Sanctimonious Orrin Hatch wants you to know he is above petty politics.
Sen. Chuck Grassley, incoming chair of the Senate Judiciary Committee, is giving us a
preview of what's to come for the next two years of a non-functioning Senate.
Last week, Sen. Chuck Grassley (R-Iowa) delayed Senate Judiciary Committee action by a week on nine judicial nominees for no evident reason. That group includes three Texas nominees with strong support from Texas Sens. John Cornyn (R) and Ted Cruz (R). Meanwhile, Sen. Orrin Hatch (R-Utah) is refusing to submit his so-called "blue slip" to advance a Utah judicial nominee he's previously praised as "well known and highly regarded." And Republicans are forcing four Georgia judicial nominees with strong support from Georgia's GOP senators to each wait an extra day before they can get confirmed.
Texas is in what's called a judicial emergency because of the number of vacancies in that state's courts—nine of them—and the number of cases per sitting judge. Both Cruz and Cornyn signed off on Grassley's foot-dragging. They didn't respond to Huffington Post's request for comment as to why they are letting their nominees languish. But a spokesperson for Hatch did.
"Senator Hatch doesn't want a person like Parrish to get caught up in unnecessary, partisan politics," Freire said Monday evening. "We want to give an opportunity to the new Congress to vote on these nominees."
Right.
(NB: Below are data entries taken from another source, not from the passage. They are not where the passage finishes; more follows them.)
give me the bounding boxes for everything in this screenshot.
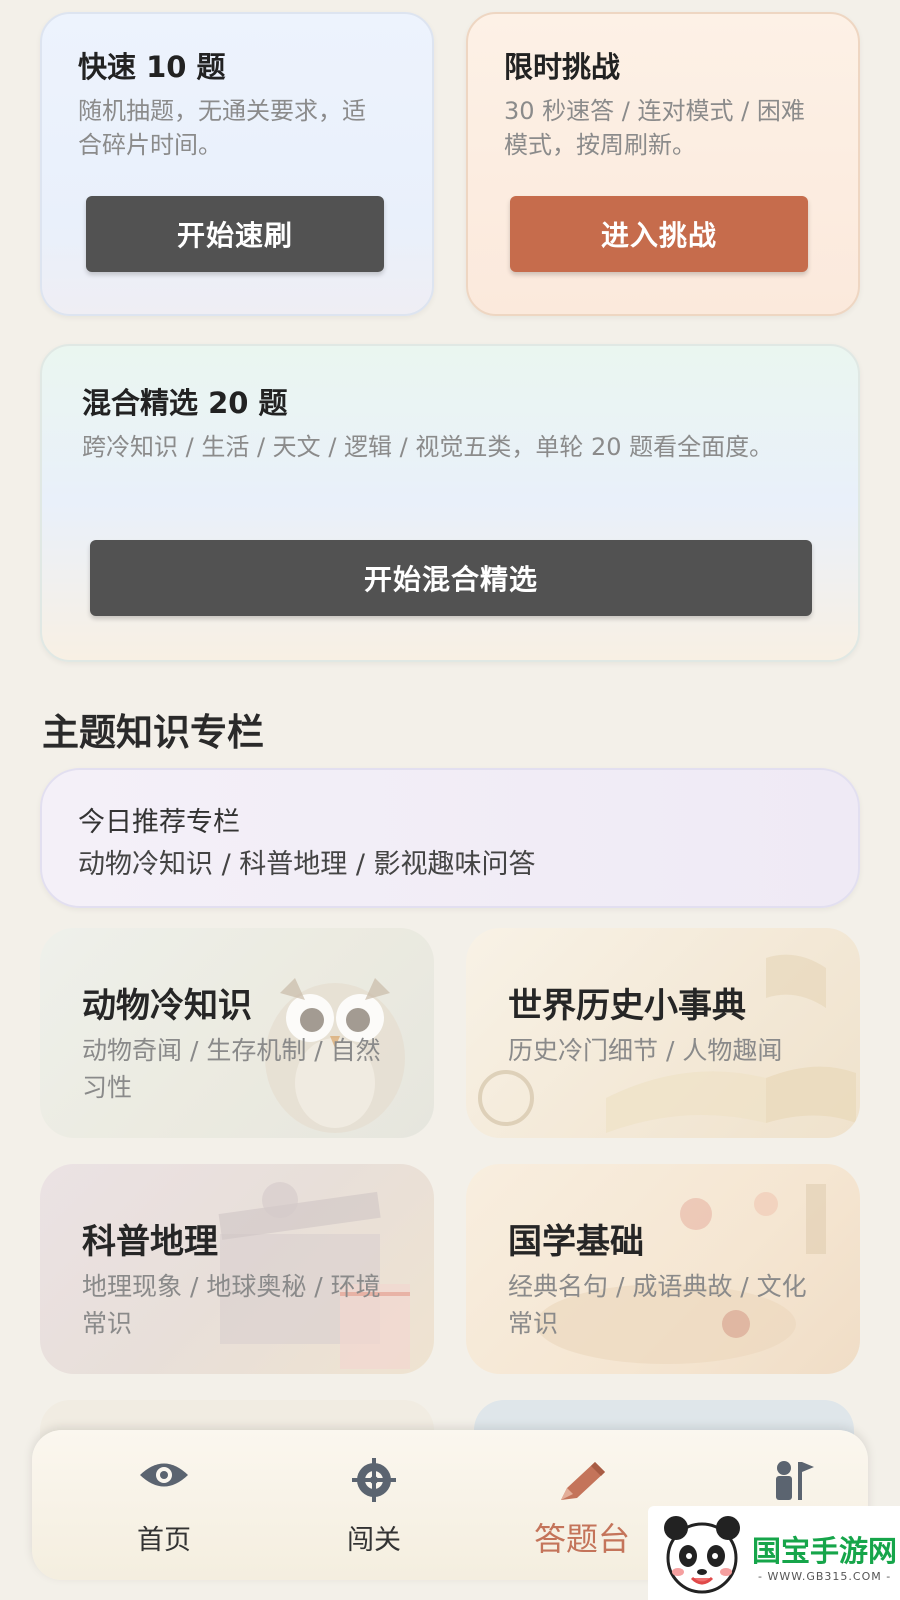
topic-title: 动物冷知识 bbox=[82, 986, 252, 1026]
mixed-20-desc: 跨冷知识 / 生活 / 天文 / 逻辑 / 视觉五类，单轮 20 题看全面度。 bbox=[82, 433, 774, 461]
quick-10-card[interactable]: 快速 10 题 随机抽题，无通关要求，适合碎片时间。 开始速刷 bbox=[40, 12, 434, 316]
quick-10-desc: 随机抽题，无通关要求，适合碎片时间。 bbox=[78, 97, 366, 159]
topic-card-history[interactable]: 世界历史小事典 历史冷门细节 / 人物趣闻 bbox=[466, 928, 860, 1138]
timed-challenge-desc: 30 秒速答 / 连对模式 / 困难模式，按周刷新。 bbox=[504, 97, 805, 159]
timed-challenge-title: 限时挑战 bbox=[504, 50, 621, 84]
topic-card-guoxue[interactable]: 国学基础 经典名句 / 成语典故 / 文化常识 bbox=[466, 1164, 860, 1374]
watermark-url: - WWW.GB315.COM - bbox=[758, 1570, 892, 1583]
topic-title: 科普地理 bbox=[82, 1222, 218, 1262]
topic-title: 世界历史小事典 bbox=[508, 986, 746, 1026]
recommend-label: 今日推荐专栏 bbox=[78, 807, 240, 838]
start-quick-button[interactable]: 开始速刷 bbox=[86, 196, 384, 272]
quick-10-title: 快速 10 题 bbox=[78, 50, 226, 84]
topic-desc: 经典名句 / 成语典故 / 文化常识 bbox=[508, 1272, 807, 1338]
tab-label: 首页 bbox=[137, 1525, 191, 1556]
recommend-items: 动物冷知识 / 科普地理 / 影视趣味问答 bbox=[78, 849, 536, 880]
person-flag-icon bbox=[776, 1461, 814, 1500]
tab-label: 闯关 bbox=[347, 1525, 401, 1556]
panda-icon bbox=[664, 1516, 740, 1594]
timed-challenge-card[interactable]: 限时挑战 30 秒速答 / 连对模式 / 困难模式，按周刷新。 进入挑战 bbox=[466, 12, 860, 316]
tab-quiz[interactable]: 答题台 bbox=[502, 1430, 662, 1580]
topic-desc: 历史冷门细节 / 人物趣闻 bbox=[508, 1036, 783, 1065]
topic-title: 国学基础 bbox=[508, 1222, 644, 1262]
tab-home[interactable]: 首页 bbox=[84, 1430, 244, 1580]
enter-challenge-button[interactable]: 进入挑战 bbox=[510, 196, 808, 272]
start-mixed-button[interactable]: 开始混合精选 bbox=[90, 540, 812, 616]
tab-levels[interactable]: 闯关 bbox=[294, 1430, 454, 1580]
topic-card-animals[interactable]: 动物冷知识 动物奇闻 / 生存机制 / 自然习性 bbox=[40, 928, 434, 1138]
topic-desc: 地理现象 / 地球奥秘 / 环境常识 bbox=[82, 1272, 381, 1338]
target-icon bbox=[352, 1458, 396, 1502]
pencil-icon bbox=[561, 1462, 605, 1500]
topic-card-geography[interactable]: 科普地理 地理现象 / 地球奥秘 / 环境常识 bbox=[40, 1164, 434, 1374]
topic-desc: 动物奇闻 / 生存机制 / 自然习性 bbox=[82, 1036, 381, 1102]
mixed-20-card[interactable]: 混合精选 20 题 跨冷知识 / 生活 / 天文 / 逻辑 / 视觉五类，单轮 … bbox=[40, 344, 860, 662]
tab-label: 答题台 bbox=[533, 1520, 630, 1558]
watermark-text: 国宝手游网 bbox=[752, 1534, 898, 1568]
eye-icon bbox=[140, 1463, 188, 1487]
recommend-card[interactable]: 今日推荐专栏 动物冷知识 / 科普地理 / 影视趣味问答 bbox=[40, 768, 860, 908]
mixed-20-title: 混合精选 20 题 bbox=[82, 386, 288, 420]
section-title: 主题知识专栏 bbox=[42, 711, 264, 754]
watermark-logo: 国宝手游网 - WWW.GB315.COM - bbox=[648, 1506, 900, 1600]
Refusing to give the go ahead on a nominee he has praised to high heaven isn't unnecessary, partisan politics. Hatch is above all that. He just wants his nominee to be held up again in the Republican Senate. Because he can.
Meanwhile, there are dozens of nominees who have made it out of committee and are waiting for floor votes. A handful are getting votes in this lame duck session, but only after Republicans have used every procedural trick they've got to waste time before every vote, forcing cloture on all of them and forcing every available minute used up. And this isn't about any concern they have with these nominees. For example, on Tuesday night three Georgia nominees, Mark Cohen, Eleanor Ross and Leslie Abrams, finally received votes. Abrams was confirmed unanimously, 100 to 0, and Cohen and Ross on voice votes.
There's one more reform Reid could try to push through on these nominations—doing away with the "debate" time Republicans are insisting on using up unless they actually use it to debate the nominees. Short of that, there will be dozens of nominees that will not get their votes, and whose nominations will expire at the end of the year, and probably for good. Clearly, Grassley isn't going to be making these nominations much of a priority in the new Senate.